File:Joseph's Tomb aerial view.JPG

The Tomb of Yossef Hatzadik is located in a very difficult place in terms of security – just southeast of the city of Nablus and the near the Balata refugee camp.

Joseph’s burial story, as told in the books of Genesis, Exodus and Joshua is unique. Joseph asked that when the People of Israel will be redeemed, hundreds of years later, his bones would be buried in Israel. According to the Midrash it was Moshe himself who carried the coffin during the wandering in the desert. Ultimately Joseph was buried in Shchem which his father, Yaakov Avinu, bequeathed to him, in addition to the inheritance of his sons Ephraim and Manasseh.

The identification of the tomb is very ancient. Early visitors in the Holy Land as far back as the 4th century identified the tomb near Shchem as the grave of Joseph and this tradition continues to this day.

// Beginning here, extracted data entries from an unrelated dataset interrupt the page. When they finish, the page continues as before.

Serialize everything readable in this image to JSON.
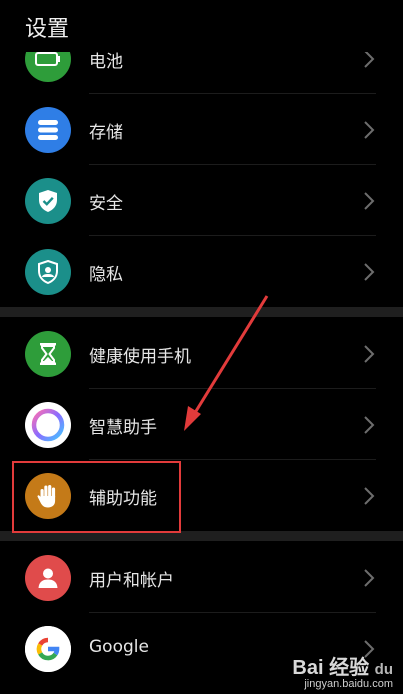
{
  "header": {
    "title": "设置"
  },
  "settings_items": [
    {
      "label": "电池",
      "icon": "battery-icon",
      "color": "#2e9d3a"
    },
    {
      "label": "存储",
      "icon": "storage-icon",
      "color": "#2f7ee6"
    },
    {
      "label": "安全",
      "icon": "shield-check-icon",
      "color": "#1b8f8a"
    },
    {
      "label": "隐私",
      "icon": "privacy-shield-icon",
      "color": "#1b8f8a"
    },
    {
      "label": "健康使用手机",
      "icon": "hourglass-icon",
      "color": "#2e9d3a"
    },
    {
      "label": "智慧助手",
      "icon": "assistant-ring-icon",
      "color": "#ffffff"
    },
    {
      "label": "辅助功能",
      "icon": "hand-icon",
      "color": "#c47a18"
    },
    {
      "label": "用户和帐户",
      "icon": "user-icon",
      "color": "#e04b4b"
    },
    {
      "label": "Google",
      "icon": "google-icon",
      "color": "#ffffff"
    }
  ],
  "annotation": {
    "color": "#e23b3b"
  },
  "watermark": {
    "brand": "Bai  经验",
    "paw": "du",
    "url": "jingyan.baidu.com"
  }
}
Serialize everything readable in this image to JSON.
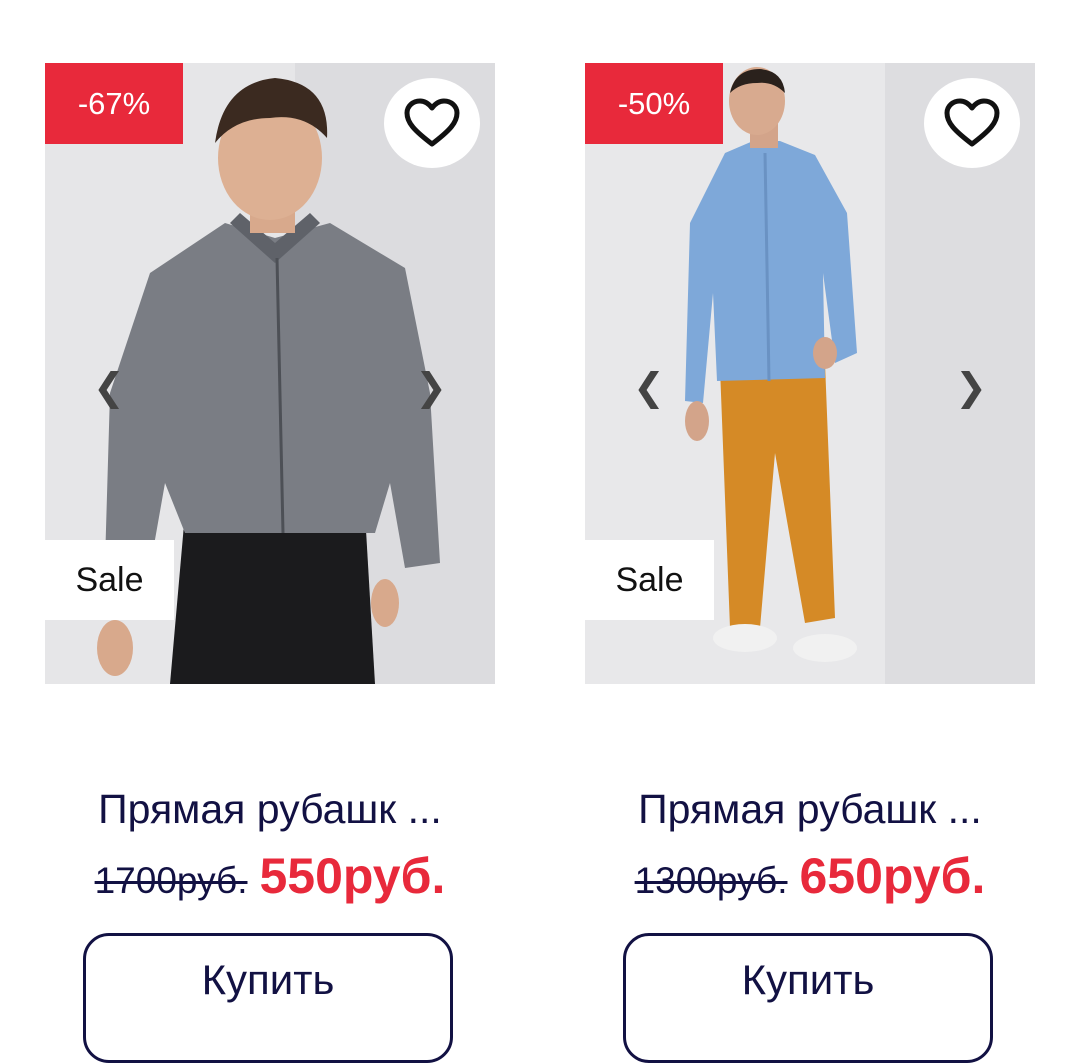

As a result, the tomb was perceived as sacred for Christians and Muslims as well as Jews. After the area was captured during the Six Day War the government decided to leave the management of the place to the Muslim family who ruled there before. In 1982 the Od Yosef Chai Yeshiva was established in the compound. Already during the first intifada and many times since the compound was violently attacked. In 1996 six soldiers who tried to protect the compound were murdered. Often the place has been completely desecrated, including arson, trash thrown into the compouns and painting the dome in green.

According to the Oslo Agreements the compound and the road leading to it are considered an Israeli enclave deep inside Palestinian-controlled territory.

Together with the Maarat Hamachpela and Mount Moriah, this plot is the only place in Israel about which it is told in the Bible that they were purchased with money.